Complete Item 20 Or Item 21

(20) Nomination Of Agent.  In addition to the Georgia Agents appointed thus far, the Declarant or Principal can consider the scenario where the courts decide that a Bonded Agent should be appointed as Guardian or Conservator. While the Georgia Declarant would not have the power to appoint this Party, he or she can make a nomination of the Health Care Agent or Medical Attorney-in-Fact for the role of Court-Appointed Guardian or Conservator by supplying his or her initials to the nomination statement.

(21) Separate Nomination. If the Georgia Declarant has determined that his or her nomination for a Court-Appointed Guardian or Conservator should be a Private Party other than his or her Medical Attorney-in-Fact then Statement B should be initialed by the Declarant and the name, address, telephone number(s), and email address of the Nominee should be documented.

Effectiveness And Signatures

(22) The Effective Date. The default effective date for the appointment of the Georgia Principal’s Health Care Agent and the statements made in Part II will be the same calendar date the Principal (or Declarant) signs this document before two Witnesses. To set a different date, the initials of the Georgia Principal must be supplied, and the desired date of effect presented.

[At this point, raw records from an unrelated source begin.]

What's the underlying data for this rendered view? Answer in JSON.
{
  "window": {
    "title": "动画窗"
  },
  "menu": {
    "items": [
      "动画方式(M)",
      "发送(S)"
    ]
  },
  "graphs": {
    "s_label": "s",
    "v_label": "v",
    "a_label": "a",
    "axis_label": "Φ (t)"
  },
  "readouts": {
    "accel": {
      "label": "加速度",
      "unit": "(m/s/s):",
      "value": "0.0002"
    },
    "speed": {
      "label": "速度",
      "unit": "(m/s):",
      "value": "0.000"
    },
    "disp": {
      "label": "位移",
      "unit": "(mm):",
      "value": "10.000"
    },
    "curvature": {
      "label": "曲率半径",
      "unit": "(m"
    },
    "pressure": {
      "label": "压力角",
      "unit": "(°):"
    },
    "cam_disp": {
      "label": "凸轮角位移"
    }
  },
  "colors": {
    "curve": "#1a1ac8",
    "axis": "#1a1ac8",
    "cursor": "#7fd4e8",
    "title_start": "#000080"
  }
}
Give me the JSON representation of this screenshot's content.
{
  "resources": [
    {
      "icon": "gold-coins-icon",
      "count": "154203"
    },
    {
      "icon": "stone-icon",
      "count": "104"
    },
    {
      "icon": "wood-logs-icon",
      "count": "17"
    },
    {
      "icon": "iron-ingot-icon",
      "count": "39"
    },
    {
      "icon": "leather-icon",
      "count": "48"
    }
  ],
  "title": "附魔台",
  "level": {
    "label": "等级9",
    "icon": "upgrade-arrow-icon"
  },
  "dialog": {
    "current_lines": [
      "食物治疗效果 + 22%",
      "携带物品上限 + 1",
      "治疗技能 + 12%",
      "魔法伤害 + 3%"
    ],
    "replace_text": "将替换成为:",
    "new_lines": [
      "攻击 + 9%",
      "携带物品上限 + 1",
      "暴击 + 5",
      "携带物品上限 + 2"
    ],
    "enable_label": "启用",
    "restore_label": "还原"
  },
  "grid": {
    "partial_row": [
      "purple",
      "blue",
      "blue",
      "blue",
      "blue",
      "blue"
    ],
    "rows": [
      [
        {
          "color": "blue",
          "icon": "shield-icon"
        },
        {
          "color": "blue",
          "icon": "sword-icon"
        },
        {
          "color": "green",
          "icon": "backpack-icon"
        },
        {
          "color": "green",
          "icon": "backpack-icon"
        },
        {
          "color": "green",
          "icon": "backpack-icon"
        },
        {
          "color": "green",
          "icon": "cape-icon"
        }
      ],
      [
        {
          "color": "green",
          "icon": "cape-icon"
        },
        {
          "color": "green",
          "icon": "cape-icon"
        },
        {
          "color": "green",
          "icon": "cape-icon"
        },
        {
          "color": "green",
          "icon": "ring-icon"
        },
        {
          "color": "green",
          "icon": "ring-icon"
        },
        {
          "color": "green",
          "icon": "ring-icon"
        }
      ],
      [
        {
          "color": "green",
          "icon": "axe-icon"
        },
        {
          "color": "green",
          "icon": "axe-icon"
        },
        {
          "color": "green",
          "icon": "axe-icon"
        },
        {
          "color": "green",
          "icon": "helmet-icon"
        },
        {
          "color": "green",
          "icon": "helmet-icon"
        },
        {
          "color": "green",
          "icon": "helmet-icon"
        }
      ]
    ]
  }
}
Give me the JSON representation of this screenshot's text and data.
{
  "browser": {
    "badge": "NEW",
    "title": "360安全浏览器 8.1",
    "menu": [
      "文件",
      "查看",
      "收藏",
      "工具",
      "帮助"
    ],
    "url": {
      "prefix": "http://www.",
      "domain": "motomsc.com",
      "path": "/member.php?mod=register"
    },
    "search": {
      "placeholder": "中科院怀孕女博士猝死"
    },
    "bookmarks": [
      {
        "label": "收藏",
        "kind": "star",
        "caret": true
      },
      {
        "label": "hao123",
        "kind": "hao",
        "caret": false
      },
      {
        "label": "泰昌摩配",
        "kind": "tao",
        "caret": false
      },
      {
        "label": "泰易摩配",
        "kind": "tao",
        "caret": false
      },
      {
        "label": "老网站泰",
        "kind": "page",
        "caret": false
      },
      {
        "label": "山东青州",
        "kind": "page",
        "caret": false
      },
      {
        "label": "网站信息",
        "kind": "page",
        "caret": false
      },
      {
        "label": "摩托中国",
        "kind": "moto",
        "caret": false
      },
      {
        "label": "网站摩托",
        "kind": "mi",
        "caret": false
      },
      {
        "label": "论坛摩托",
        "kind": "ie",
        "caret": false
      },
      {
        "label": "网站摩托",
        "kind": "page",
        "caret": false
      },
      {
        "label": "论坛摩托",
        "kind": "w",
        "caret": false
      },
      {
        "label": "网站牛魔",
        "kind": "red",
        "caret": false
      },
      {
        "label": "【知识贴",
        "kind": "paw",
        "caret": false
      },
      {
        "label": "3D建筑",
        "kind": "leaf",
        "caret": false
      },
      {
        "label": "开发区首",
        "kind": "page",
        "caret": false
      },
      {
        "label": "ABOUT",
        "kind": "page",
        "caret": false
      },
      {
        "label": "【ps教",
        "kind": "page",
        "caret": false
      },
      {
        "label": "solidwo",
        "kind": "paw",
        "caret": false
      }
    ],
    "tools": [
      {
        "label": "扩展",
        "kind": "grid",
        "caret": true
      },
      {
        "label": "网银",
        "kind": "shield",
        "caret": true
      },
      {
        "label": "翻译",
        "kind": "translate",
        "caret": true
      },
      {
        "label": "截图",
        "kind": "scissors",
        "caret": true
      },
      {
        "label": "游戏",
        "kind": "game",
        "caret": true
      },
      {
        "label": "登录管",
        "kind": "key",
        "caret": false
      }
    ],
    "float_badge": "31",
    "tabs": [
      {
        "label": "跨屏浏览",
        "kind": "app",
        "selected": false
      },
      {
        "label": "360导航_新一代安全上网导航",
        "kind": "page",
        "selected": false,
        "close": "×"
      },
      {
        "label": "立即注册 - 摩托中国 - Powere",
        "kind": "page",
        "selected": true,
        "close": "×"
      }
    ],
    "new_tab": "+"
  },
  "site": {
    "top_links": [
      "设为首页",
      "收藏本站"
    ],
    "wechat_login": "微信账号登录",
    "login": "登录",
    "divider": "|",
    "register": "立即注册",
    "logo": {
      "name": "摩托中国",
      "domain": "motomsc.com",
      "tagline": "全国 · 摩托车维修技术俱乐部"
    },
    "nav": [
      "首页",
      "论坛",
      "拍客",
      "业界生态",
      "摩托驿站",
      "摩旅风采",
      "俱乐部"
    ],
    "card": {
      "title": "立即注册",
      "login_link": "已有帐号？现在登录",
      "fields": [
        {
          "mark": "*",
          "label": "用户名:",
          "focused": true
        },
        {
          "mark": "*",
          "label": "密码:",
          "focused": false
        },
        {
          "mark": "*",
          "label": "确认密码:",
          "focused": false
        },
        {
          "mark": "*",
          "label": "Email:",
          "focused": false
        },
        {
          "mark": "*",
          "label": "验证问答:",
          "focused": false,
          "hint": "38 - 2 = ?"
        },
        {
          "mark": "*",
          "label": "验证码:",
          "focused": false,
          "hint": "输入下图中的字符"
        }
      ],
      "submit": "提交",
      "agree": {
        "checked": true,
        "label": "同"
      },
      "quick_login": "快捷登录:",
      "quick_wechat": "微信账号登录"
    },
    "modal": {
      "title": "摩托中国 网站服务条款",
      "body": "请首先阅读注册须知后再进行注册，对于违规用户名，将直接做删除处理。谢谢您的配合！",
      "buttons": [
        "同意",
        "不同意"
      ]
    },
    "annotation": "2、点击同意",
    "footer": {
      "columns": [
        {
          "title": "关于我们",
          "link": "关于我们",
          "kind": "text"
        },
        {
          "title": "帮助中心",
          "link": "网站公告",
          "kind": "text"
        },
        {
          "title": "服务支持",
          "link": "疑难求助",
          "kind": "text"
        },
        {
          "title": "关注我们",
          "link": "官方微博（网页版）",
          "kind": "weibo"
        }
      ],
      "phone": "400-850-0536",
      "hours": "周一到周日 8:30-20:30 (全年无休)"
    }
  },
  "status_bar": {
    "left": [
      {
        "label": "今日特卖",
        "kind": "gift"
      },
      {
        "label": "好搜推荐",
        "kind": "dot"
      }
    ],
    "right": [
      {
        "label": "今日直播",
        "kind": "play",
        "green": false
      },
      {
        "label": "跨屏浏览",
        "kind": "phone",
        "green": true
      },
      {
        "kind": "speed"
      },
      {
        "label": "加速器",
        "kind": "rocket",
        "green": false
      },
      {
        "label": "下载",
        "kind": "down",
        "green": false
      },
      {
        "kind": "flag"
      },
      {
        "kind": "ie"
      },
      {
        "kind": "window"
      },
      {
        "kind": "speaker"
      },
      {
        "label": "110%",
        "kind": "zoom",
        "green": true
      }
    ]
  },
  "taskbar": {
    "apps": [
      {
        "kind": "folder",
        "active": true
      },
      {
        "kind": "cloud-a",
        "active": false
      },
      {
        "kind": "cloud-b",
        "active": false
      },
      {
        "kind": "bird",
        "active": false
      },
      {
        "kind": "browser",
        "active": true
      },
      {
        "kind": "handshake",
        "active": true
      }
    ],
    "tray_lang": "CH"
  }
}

(23) The Termination Date Or Event. The Georgia Principal behind this issue can also set a termination date for these directives. That is, they will be considered void and revoked as of a specific date or event that is established in this document. If no termination date or event is set, then this directive will remain effective for the entirety of the Georgia Principal’s life unless he or she revokes it.

(24) Georgia Declarant Principal. The signature of the Georgia Declarant or Principal is needed to establish this directive as a valid representation of his or her medical instructions. It should be provided as two Witnesses observe.

(25) Signature Date.

Witness Statement

(26) First Witness Signature. The signature provided by the Georgia Declarant should be verified as authentically produced. To this end, two Witnesses should observe the Georgia Declarant (or Principal) as he or she signs this document. Once done the First Witness should read the statement discussing the Declarant’s act of signing then sign his or her own name. Notice the current calendar date will also be required of the First Witness and should be the same as the Declarant’s signature date.

(27) Printed Witness Name And Address.

(28) Second Witness Signature. The Second Witness present should also review the provided statement concerning the Georgia Declarant’s signature then, upon agreement, sign his or her name and document the current date.

(29) Second Witness’s Name And Address.